Quero abraçar a vida e o amor,

passar meus dias em teus braços,

caminhando lado a lado.

 

Guarda-me em teu peito,

silencia meu compasso,

apenas por uns instantes,

até que ele não mais sopre e me esqueça.

 

Faze de teu corpo meu albergue,

enquanto a tempestade busca outros caminhos,

outros amantes,

outros rochedos.

 

Ouve o som da revoada!

É o vento me querendo,

me caçando,

tentando me levar pra longe.

 

Não, amado, não deixa!

Cobre-me com teu corpo,

abraça-me com teu amor,

aquece-me com teu calor,

que ele passará e pousará

noutro corpo sem alento.

 

Vai, esquece o vento!

Deixa que parta,

que me procure louco,

vendavais e tormentas,

por entre vales, montanhas, oceanos,

que eu me enterro em teu sorriso,

e durmo tranqüila, protegida,

por um instante.

 

 

 

 

 

 

INDOLENTE

 

Em andrajos,

a alma perambula

pela manhã

[que boceja]

entre gorjeios afetados

e mais uma cigarra

que estourou de cantar.

 

Não era dia de morrer.

O nascente não sentiu

o lamentar

dos silêncios inesperados.

 

Não, nada mais incômodo

que partir

sem deixar

saudade.

 

 

 

 

 

 

LÓGICA

 

Não vejo sentido algum

em nascer e morrer.

 

Às vezes me sinto

completamente ridícula

por estar vivendo

sem entender o motivo.

 

É como criança

que decora a população

da Malásia

e não faz a menor idéia

do que vai ter para comer

no almoço.

 

 

 

 

(imagens ©image source)








Lílian Maial
(Rio de Janeiro-RJ).
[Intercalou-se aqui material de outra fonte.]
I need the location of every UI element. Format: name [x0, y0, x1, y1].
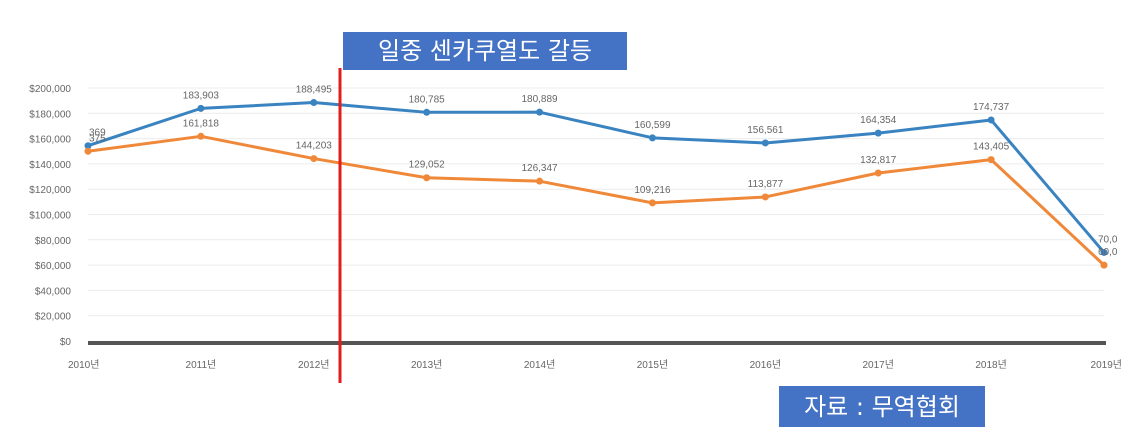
series-1-point [423, 108, 431, 116]
series-1-data-label: 70,0 [1098, 234, 1118, 245]
y-tick-label: $60,000 [35, 261, 72, 272]
series-1-data-label: 160,599 [634, 120, 671, 131]
y-tick-label: $200,000 [29, 84, 71, 95]
series-2-data-label: 129,052 [409, 160, 446, 171]
series-2-data-label: 60,0 [1098, 247, 1118, 258]
y-tick-label: $180,000 [29, 109, 71, 120]
series-2-data-label: 161,818 [183, 118, 220, 129]
series-2-data-label: 113,877 [748, 179, 784, 190]
x-tick-label: 2012년 [298, 359, 329, 371]
x-tick-label: 2018년 [975, 359, 1006, 371]
event-annotation-box: 일중 센카쿠열도 갈등 [343, 32, 627, 70]
series-2-point [423, 174, 431, 182]
y-tick-label: $160,000 [29, 135, 71, 146]
series-2-point [197, 132, 205, 140]
series-1-data-label: 164,354 [860, 115, 897, 126]
x-tick-label: 2017년 [862, 359, 893, 371]
y-tick-label: $140,000 [29, 160, 71, 171]
series-1-point [84, 142, 92, 150]
series-2-point [874, 169, 882, 177]
series-2-point [310, 155, 318, 163]
series-1-data-label: 188,495 [296, 85, 333, 96]
y-tick-label: $80,000 [35, 236, 72, 247]
event-annotation-text: 일중 센카쿠열도 갈등 [378, 37, 592, 65]
series-2-line [87, 134, 1106, 267]
series-1-point [987, 116, 995, 124]
x-tick-label: 2016년 [750, 359, 781, 371]
series-2-data-label: 126,347 [521, 163, 558, 174]
series-2-data-label: 144,203 [296, 141, 333, 152]
x-tick-label: 2019년 [1091, 359, 1122, 371]
series-1-point [648, 134, 656, 142]
data-labels: 369 183,903 188,495 180,785 180,889 160,599 15… [89, 85, 1118, 259]
x-tick-label: 2015년 [637, 359, 668, 371]
series-2-point [84, 147, 92, 155]
series-1-point [197, 104, 205, 112]
x-tick-label: 2010년 [68, 359, 99, 371]
series-2-point [987, 156, 995, 164]
series-1-data-label: 174,737 [973, 102, 1010, 113]
y-axis-tick-labels: $0 $20,000 $40,000 $60,000 $80,000 $100,000 $1… [29, 84, 71, 348]
x-axis-tick-labels: 2010년 2011년 2012년 2013년 2014년 2015년 2016년 2017년… [68, 359, 1122, 371]
series-2-point [648, 199, 656, 207]
series-2-point [536, 177, 544, 185]
y-tick-label: $20,000 [35, 312, 72, 323]
y-tick-label: $40,000 [35, 286, 72, 297]
y-tick-label: $120,000 [29, 185, 71, 196]
y-tick-label: $0 [60, 337, 72, 348]
x-tick-label: 2013년 [411, 359, 442, 371]
series-1-data-label: 183,903 [183, 90, 220, 101]
series-2-data-label: 375 [89, 133, 106, 144]
source-annotation-box: 자료 : 무역협회 [779, 386, 985, 427]
series-1-point [761, 139, 769, 147]
series-1-data-label: 180,785 [409, 94, 446, 105]
series-2-data-label: 132,817 [860, 155, 897, 166]
x-tick-label: 2011년 [186, 359, 217, 371]
series-2-data-label: 143,405 [973, 142, 1010, 153]
series-2-point [1100, 261, 1108, 269]
series-2-data-label: 109,216 [634, 185, 671, 196]
series-1-point [874, 129, 882, 137]
source-annotation-text: 자료 : 무역협회 [804, 392, 960, 421]
series-lines [84, 99, 1108, 269]
series-1-point [536, 108, 544, 116]
series-1-data-label: 369 [89, 128, 106, 139]
series-1-point [310, 99, 318, 107]
series-1-data-label: 180,889 [521, 94, 558, 105]
y-tick-label: $100,000 [29, 211, 71, 222]
grid-lines [88, 87, 1106, 345]
x-tick-label: 2014년 [524, 359, 555, 371]
series-1-line [87, 101, 1106, 254]
series-1-data-label: 156,561 [747, 125, 784, 136]
series-2-point [761, 193, 769, 201]
series-1-point [1100, 248, 1108, 256]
Médica, escritora e poeta, publicou o livro de poemas Enfim, renasci!, em 2000. Tem participação em dezenas de antologias desde 1999. Autora premiada de concursos de poemas, de contos e crônicas, sendo que sua classificação com três poemas sobre o mar fizeram parte da antologia Mar & Amor, em 2001. Integrante ativa do MIP (Movimento Internacional Poetrix), da qual é representante regional no Rio de Janeiro, teve seus poetrix publicados, em 2002, na Antologia Poetrix, com lançamentos no Ceará, Bahia, São Paulo e Rio de Janeiro. Filiada à REBRA (Rede de Escritoras Brasileiras), já participou de quatro antologias lançadas pela rede, através da Editora Scortecci, de 2002 a 2006, com lançamentos nas Bienais do Livro de São Paulo. Filiada à APPERJ (Associação de Poetas Profissionais do Estado do Rio de Janeiro). Tem seus trabalhos divulgados em vários sites nacionais e internacionais e é colaboradora de várias revistas eletrônicas. Escreve os blogues Lílian Maial Sonetos, Lílian Maial Poetrix e Cara a Cara.